You could eventually get a flat (smooth) base to the black using a brush, but it will never turn out to the degree of being sprayed. Modern base coat/clear coat finishes are done with the final coat being clear, which could be rubbed out. With sufficient clear, the black base coat would not have to be that perfect.

If you have the time, a gloss black oil base paint could be used (brushed). It too would need a primer/filler, and to be flat wet sanded between applications.

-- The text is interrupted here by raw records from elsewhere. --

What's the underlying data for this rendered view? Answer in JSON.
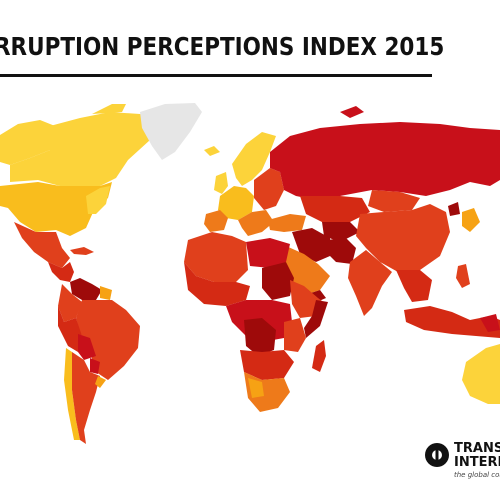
{
  "header": {
    "title": "RRUPTION PERCEPTIONS INDEX 2015"
  },
  "logo": {
    "line1": "TRANS",
    "line2": "INTERN",
    "tagline": "the global coali"
  },
  "colors": {
    "darkest_red": "#9e0a0a",
    "dark_red": "#c8101a",
    "red": "#d42a14",
    "red_orange": "#e0401c",
    "orange": "#ee7a1a",
    "light_orange": "#f6a214",
    "yellow_orange": "#f9bd1d",
    "yellow": "#fcd33a",
    "no_data": "#e6e6e6"
  }
}
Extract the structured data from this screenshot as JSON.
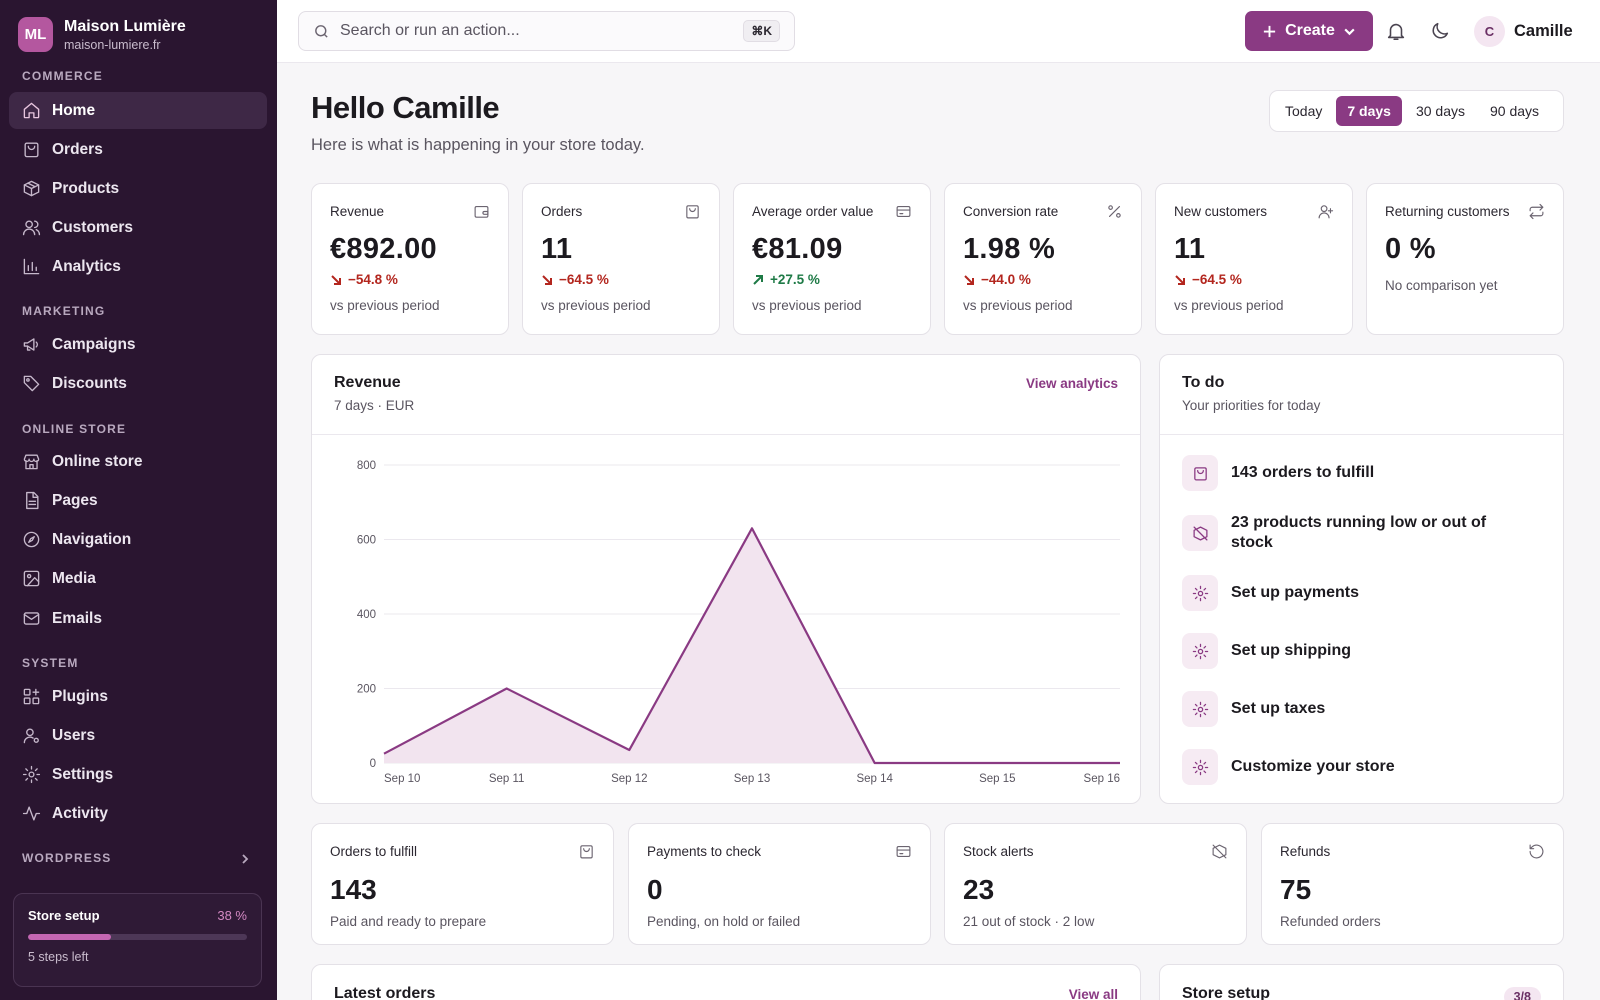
{
  "brand": {
    "initials": "ML",
    "name": "Maison Lumière",
    "domain": "maison-lumiere.fr"
  },
  "sidebar": {
    "sections": {
      "commerce": "COMMERCE",
      "marketing": "MARKETING",
      "online_store": "ONLINE STORE",
      "system": "SYSTEM",
      "wordpress": "WORDPRESS"
    },
    "items": {
      "home": "Home",
      "orders": "Orders",
      "products": "Products",
      "customers": "Customers",
      "analytics": "Analytics",
      "campaigns": "Campaigns",
      "discounts": "Discounts",
      "online_store": "Online store",
      "pages": "Pages",
      "navigation": "Navigation",
      "media": "Media",
      "emails": "Emails",
      "plugins": "Plugins",
      "users": "Users",
      "settings": "Settings",
      "activity": "Activity"
    },
    "active": "home",
    "setup": {
      "title": "Store setup",
      "percent_label": "38 %",
      "progress": 0.38,
      "steps_left": "5 steps left"
    }
  },
  "header": {
    "search_placeholder": "Search or run an action...",
    "shortcut": "⌘K",
    "create_label": "Create",
    "user_initial": "C",
    "user_name": "Camille"
  },
  "greeting": {
    "title": "Hello Camille",
    "subtitle": "Here is what is happening in your store today."
  },
  "range": {
    "options": [
      "Today",
      "7 days",
      "30 days",
      "90 days"
    ],
    "selected": "7 days"
  },
  "kpis": [
    {
      "label": "Revenue",
      "value": "€892.00",
      "delta": "−54.8 %",
      "direction": "down",
      "sub": "vs previous period",
      "icon": "wallet-icon"
    },
    {
      "label": "Orders",
      "value": "11",
      "delta": "−64.5 %",
      "direction": "down",
      "sub": "vs previous period",
      "icon": "bag-icon"
    },
    {
      "label": "Average order value",
      "value": "€81.09",
      "delta": "+27.5 %",
      "direction": "up",
      "sub": "vs previous period",
      "icon": "card-icon"
    },
    {
      "label": "Conversion rate",
      "value": "1.98 %",
      "delta": "−44.0 %",
      "direction": "down",
      "sub": "vs previous period",
      "icon": "percent-icon"
    },
    {
      "label": "New customers",
      "value": "11",
      "delta": "−64.5 %",
      "direction": "down",
      "sub": "vs previous period",
      "icon": "user-plus-icon"
    },
    {
      "label": "Returning customers",
      "value": "0 %",
      "note": "No comparison yet",
      "icon": "repeat-icon"
    }
  ],
  "revenue_card": {
    "title": "Revenue",
    "subtitle": "7 days · EUR",
    "link": "View analytics"
  },
  "chart_data": {
    "type": "area",
    "x": [
      "Sep 10",
      "Sep 11",
      "Sep 12",
      "Sep 13",
      "Sep 14",
      "Sep 15",
      "Sep 16"
    ],
    "series": [
      {
        "values": [
          25,
          200,
          35,
          630,
          0,
          0,
          0
        ]
      }
    ],
    "ylim": [
      0,
      800
    ],
    "yticks": [
      0,
      200,
      400,
      600,
      800
    ],
    "grid": true,
    "color": "#8a3a83",
    "fill": "#f2e4ef"
  },
  "todo": {
    "title": "To do",
    "subtitle": "Your priorities for today",
    "items": [
      {
        "text": "143 orders to fulfill",
        "icon": "bag-icon"
      },
      {
        "text": "23 products running low or out of stock",
        "icon": "box-off-icon"
      },
      {
        "text": "Set up payments",
        "icon": "gear-icon"
      },
      {
        "text": "Set up shipping",
        "icon": "gear-icon"
      },
      {
        "text": "Set up taxes",
        "icon": "gear-icon"
      },
      {
        "text": "Customize your store",
        "icon": "gear-icon"
      }
    ]
  },
  "stats": [
    {
      "label": "Orders to fulfill",
      "value": "143",
      "sub": "Paid and ready to prepare",
      "icon": "bag-icon"
    },
    {
      "label": "Payments to check",
      "value": "0",
      "sub": "Pending, on hold or failed",
      "icon": "card-icon"
    },
    {
      "label": "Stock alerts",
      "value": "23",
      "sub": "21 out of stock · 2 low",
      "icon": "box-off-icon"
    },
    {
      "label": "Refunds",
      "value": "75",
      "sub": "Refunded orders",
      "icon": "refund-icon"
    }
  ],
  "latest_orders": {
    "title": "Latest orders",
    "link": "View all"
  },
  "store_setup": {
    "title": "Store setup",
    "badge": "3/8"
  }
}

When fully cured and dry, can be rubbed out and get a similar look








 







.


----------



## pjoseph (Jun 7, 2009)

Woof is mdf, but has a coat of fiberglass resin inside and out.
I am using usc proflex and put a thin coat on before i painted, its a light weight filler.

So should i sand the last coat and apply another?
Also if i put clear coat on do i sand the last color coat before putting clear on?

Thanks 

Pete


----------



## cabinetman (Jul 5, 2007)

pjoseph said:


> Woof is mdf, but has a coat of fiberglass resin inside and out.
> I am using usc proflex and put a thin coat on before i painted, its a light weight filler.
> 
> So should i sand the last coat and apply another?
> ...


In your first post, you state that your sample was wood...not MDF.
*"i am using a test pieces of wood for now"* 

Your lines are likely from the brushing the finish (minor thickness variations).

If MDF, just sealing. If coated with fiberglass, it needs to be sanded flat and primed. Your last coat could be lightly sanded before adding the clear. Your clear coats would have to be sufficient to rub out not to perforate and expose the black. All applications should be cured hard.








 







.


----------



## pjoseph (Jun 7, 2009)

Yes the entire piece that is being painted has a skim coat of usc proflex putty over it, it sands very well, sanding bondo by hand is like sanding rocks compared with this stuff.
sanded front up to 400, ready to paint soon but still need to figure out how and with what.
Have a few test pieces im working on. 
I tried a brush, foam roller, foam brush, preval air can, after those failed picked up different roller from sherman williams first round a ton of small hairs in the paint had to sand that down. 
Next ran the roller on some tape to get rid of any loose hairs and tried another coat best results yet.
the paint self levels and it dries kind of smooth.

next i will lightly sand the paint followed by some compound and polish.
Not sure with what grits yet for the sanding 
Regarding clear coats i am guessing that using compound and polish on the color coat is not a good idea if you plan on using a clear? 

Thanks again


----------



## pjoseph (Jun 7, 2009)

The name of the paint is
Gloss Black Topcoat CrystaLac


----------



## pjoseph (Jun 7, 2009)

Only painting front side


----------



## pjoseph (Jun 7, 2009)

Woodman

I am going to start again with my test pieces.
I will sand between every coat like you said, 
Not sure how long to wait before i can sand directions say
Recoat in 30min 
Cured in 24hrs

Thanks again


----------



## slevapaul (Aug 25, 2012)

It gives the best finishing if you try with the lacquer finish. The oil based finishing and lacquer finishing are meant to give the best and smooth finishing to the furniture. Thanks for sharing the nice information.


----------